It is no overstatement to say that financial markets have delivered a “devastating judgement” on Kwasi Kwarteng’s tax-cutting mini-Budget, says Adam Tooze in The Guardian. The pound has collapsed to “historic lows”, and investors have sold off UK government debt, driving the price of bonds down and the effective interest rate up at a pace “not seen since the currency crises of the 1950s”. It’s hard not to read this as a “comprehensive loss of confidence” in the pound and UK assets.
Yet despite a clear signal that financial markets don’t buy his “doomed experiment”, the Chancellor has promised even more tax cuts. What is Kwarteng really up to? “The answer is public spending cuts.” US Republicans call it “starving the beast” – cutting taxes so drastically you create an “irresistible pressure” to shrink the size of the state. George Osborne used an imaginary panic in the bond markets to justify austerity in 2010; today UK bonds really are considered riskier than those issued by Europe’s traditional economic basket cases, Italy and Greece.
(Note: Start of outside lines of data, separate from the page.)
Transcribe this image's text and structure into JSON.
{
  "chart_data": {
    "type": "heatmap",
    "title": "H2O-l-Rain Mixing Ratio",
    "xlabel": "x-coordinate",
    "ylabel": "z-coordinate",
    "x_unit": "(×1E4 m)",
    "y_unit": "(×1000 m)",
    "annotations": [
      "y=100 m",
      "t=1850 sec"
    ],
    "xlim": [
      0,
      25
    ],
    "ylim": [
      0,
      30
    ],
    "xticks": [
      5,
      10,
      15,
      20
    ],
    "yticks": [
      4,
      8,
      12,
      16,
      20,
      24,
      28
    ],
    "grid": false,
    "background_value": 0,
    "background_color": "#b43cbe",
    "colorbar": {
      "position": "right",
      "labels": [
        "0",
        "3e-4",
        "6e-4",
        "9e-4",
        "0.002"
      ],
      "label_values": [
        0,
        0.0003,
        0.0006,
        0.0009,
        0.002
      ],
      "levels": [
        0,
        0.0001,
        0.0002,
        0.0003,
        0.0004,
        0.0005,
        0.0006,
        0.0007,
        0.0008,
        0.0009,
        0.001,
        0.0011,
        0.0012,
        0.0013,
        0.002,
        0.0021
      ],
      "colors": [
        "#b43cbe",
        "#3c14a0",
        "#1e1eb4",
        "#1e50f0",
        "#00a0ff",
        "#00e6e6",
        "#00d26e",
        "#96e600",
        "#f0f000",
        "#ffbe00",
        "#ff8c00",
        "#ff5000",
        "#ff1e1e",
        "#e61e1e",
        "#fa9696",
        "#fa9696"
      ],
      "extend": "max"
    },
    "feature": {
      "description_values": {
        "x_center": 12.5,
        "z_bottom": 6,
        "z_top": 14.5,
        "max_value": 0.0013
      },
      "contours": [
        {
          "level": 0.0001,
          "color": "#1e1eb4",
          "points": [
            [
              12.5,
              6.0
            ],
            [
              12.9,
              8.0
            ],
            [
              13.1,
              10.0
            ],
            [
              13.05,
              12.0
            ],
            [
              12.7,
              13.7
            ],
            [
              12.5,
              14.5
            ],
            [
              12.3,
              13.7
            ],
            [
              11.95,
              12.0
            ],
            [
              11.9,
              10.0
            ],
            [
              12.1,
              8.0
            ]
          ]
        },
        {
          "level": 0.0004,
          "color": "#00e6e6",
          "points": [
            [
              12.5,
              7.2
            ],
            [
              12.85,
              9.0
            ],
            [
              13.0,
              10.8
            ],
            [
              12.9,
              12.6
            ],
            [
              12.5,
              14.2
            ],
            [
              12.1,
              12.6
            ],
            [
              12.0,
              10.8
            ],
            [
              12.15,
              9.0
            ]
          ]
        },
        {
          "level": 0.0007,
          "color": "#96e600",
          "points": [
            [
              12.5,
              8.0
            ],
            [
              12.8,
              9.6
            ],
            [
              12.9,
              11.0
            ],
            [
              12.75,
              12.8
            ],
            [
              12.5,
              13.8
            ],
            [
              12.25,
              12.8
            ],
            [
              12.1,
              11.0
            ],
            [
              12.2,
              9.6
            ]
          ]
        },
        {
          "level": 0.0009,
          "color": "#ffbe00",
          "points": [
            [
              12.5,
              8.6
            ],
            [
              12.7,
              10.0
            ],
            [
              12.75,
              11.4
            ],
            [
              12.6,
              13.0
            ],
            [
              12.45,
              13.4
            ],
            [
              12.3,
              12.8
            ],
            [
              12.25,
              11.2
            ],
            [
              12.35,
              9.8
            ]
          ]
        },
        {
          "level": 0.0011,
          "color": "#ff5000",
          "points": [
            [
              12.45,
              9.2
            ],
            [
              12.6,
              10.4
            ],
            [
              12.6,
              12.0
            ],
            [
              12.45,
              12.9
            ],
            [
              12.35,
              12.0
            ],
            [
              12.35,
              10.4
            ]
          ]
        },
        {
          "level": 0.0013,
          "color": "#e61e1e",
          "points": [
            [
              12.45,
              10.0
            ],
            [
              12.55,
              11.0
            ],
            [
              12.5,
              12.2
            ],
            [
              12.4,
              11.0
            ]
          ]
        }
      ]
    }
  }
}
Truss and Kwarteng may not have thought the markets would respond to their plans with such alarm. But we should certainly expect them to use the crisis they have created to further their “misbegotten vision of a small-state revolution”.
📈📉 “It’s a bird! It’s a plane! No, it’s a genuine economic debate in a Western democracy,” says The Wall Street Journal. Whatever you think of the government’s plans, British voters do at least have a proper choice in the next election. On one side are “pro-investment, pro-growth” Tories; on the other, Starmer’s Labour party, which is “doubling down on subsidies for green energy” and pushing huge green infrastructure projects in the hope of boosting economic activity. “The differences between the parties haven’t been this clear for years.”